In one of the efforts towards achieving that target, National Skill Development Agency (NSDA) has initiated certificate / vocational level training courses related to Cyber Security under Skill Development Initiative Scheme (SDIS) by including a Cyber Security Modules into existing courses run by Directorate General of Employment & Training (DGET), Ministry of Labour. 10 courses have been included under Modular Employability Scheme (MES) and Craftsman Training Scheme (CTS). Through these courses, around 1.09 Lakhs professionals will be imparted training in Cyber Security. Further, Government has set up R.C. Bose Centre for Cryptology and Information Security at Indian Statistical Institute (ISI), Kolkata at a cost of Rs. 115 Crores with the aim to promote inter disciplinary research, teaching as well as training and development in cryptology and cyber security.

With the increase in the proliferation of Information Technology and related services there is a rise in number of cyber security violations.
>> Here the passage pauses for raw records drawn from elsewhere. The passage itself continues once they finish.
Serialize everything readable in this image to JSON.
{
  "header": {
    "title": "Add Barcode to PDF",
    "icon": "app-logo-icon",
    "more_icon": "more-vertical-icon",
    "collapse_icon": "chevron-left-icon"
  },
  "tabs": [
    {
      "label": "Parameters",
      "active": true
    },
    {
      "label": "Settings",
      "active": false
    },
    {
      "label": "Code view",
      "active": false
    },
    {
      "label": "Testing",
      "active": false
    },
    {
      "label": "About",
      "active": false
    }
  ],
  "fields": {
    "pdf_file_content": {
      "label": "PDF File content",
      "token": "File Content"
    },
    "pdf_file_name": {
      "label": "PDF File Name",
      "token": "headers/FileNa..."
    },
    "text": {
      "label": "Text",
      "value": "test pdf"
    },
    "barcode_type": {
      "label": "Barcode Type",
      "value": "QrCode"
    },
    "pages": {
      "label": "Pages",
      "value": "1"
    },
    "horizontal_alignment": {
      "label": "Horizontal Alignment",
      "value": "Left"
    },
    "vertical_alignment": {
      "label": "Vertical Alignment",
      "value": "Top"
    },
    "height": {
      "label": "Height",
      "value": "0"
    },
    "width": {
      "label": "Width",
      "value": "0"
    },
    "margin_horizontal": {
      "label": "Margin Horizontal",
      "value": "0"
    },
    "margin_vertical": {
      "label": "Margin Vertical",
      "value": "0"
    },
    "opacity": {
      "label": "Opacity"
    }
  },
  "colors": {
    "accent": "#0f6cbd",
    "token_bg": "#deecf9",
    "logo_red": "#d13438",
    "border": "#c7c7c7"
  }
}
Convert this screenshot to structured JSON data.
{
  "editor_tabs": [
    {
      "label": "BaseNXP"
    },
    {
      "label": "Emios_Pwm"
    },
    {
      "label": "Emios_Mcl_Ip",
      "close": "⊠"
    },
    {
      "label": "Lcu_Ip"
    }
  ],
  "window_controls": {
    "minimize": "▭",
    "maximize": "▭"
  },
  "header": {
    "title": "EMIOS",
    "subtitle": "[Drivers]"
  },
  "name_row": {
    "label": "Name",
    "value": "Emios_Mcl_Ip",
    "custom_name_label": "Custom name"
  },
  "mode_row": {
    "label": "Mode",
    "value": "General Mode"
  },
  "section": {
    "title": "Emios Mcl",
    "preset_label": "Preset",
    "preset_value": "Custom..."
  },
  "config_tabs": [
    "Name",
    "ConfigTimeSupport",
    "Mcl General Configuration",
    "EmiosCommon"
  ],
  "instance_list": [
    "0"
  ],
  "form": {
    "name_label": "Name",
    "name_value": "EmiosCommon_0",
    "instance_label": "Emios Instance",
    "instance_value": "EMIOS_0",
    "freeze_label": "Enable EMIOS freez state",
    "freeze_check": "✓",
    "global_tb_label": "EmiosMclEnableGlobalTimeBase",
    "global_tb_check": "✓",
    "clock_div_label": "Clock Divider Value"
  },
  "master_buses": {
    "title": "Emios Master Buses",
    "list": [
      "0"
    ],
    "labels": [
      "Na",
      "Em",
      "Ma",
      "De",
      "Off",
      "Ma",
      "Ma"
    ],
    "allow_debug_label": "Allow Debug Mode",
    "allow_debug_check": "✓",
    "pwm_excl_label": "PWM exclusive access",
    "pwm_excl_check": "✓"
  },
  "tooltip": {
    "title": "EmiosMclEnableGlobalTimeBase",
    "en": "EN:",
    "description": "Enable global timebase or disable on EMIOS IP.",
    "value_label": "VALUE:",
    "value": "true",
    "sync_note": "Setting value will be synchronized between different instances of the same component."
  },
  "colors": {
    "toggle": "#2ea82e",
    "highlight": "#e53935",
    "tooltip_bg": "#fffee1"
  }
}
The trend in increase in cyber security violations is similar to that worldwide. As per the cyber crime data maintained by National Crime Records Bureau (NCRB), a total of 68, 179, 142, 217, 288, 420, 966, 1791, 2876 and 4356 Cyber Crime cases were registered under Information Technology Act during the years 2004 to 2013 respectively. A total of 279, 302, 311, 339, 176, 276, 356, 422, 601 and 1337 cases were registered under Cyber Crime related Sections of Indian Penal Code (IPC) during the years 2004 to 2013 respectively. In addition, a total no. of 23, 254, 552, 1237, 2565, 8266, 10315, 13301, 22060, 71780 and 96383 security incidents including phishing, scanning, spam, malicious code, website intrusions etc. were reported to the Indian Computer Emergency Response Team (CERT-In) during the years 2004 to 2014 (till September) respectively. During the years 2009 to 2014 (till September) a total no. of 11831, 20701, 21699, 27605, 28481 and 14151 Indian websites were also hacked by various hacker groups spread across worldwide.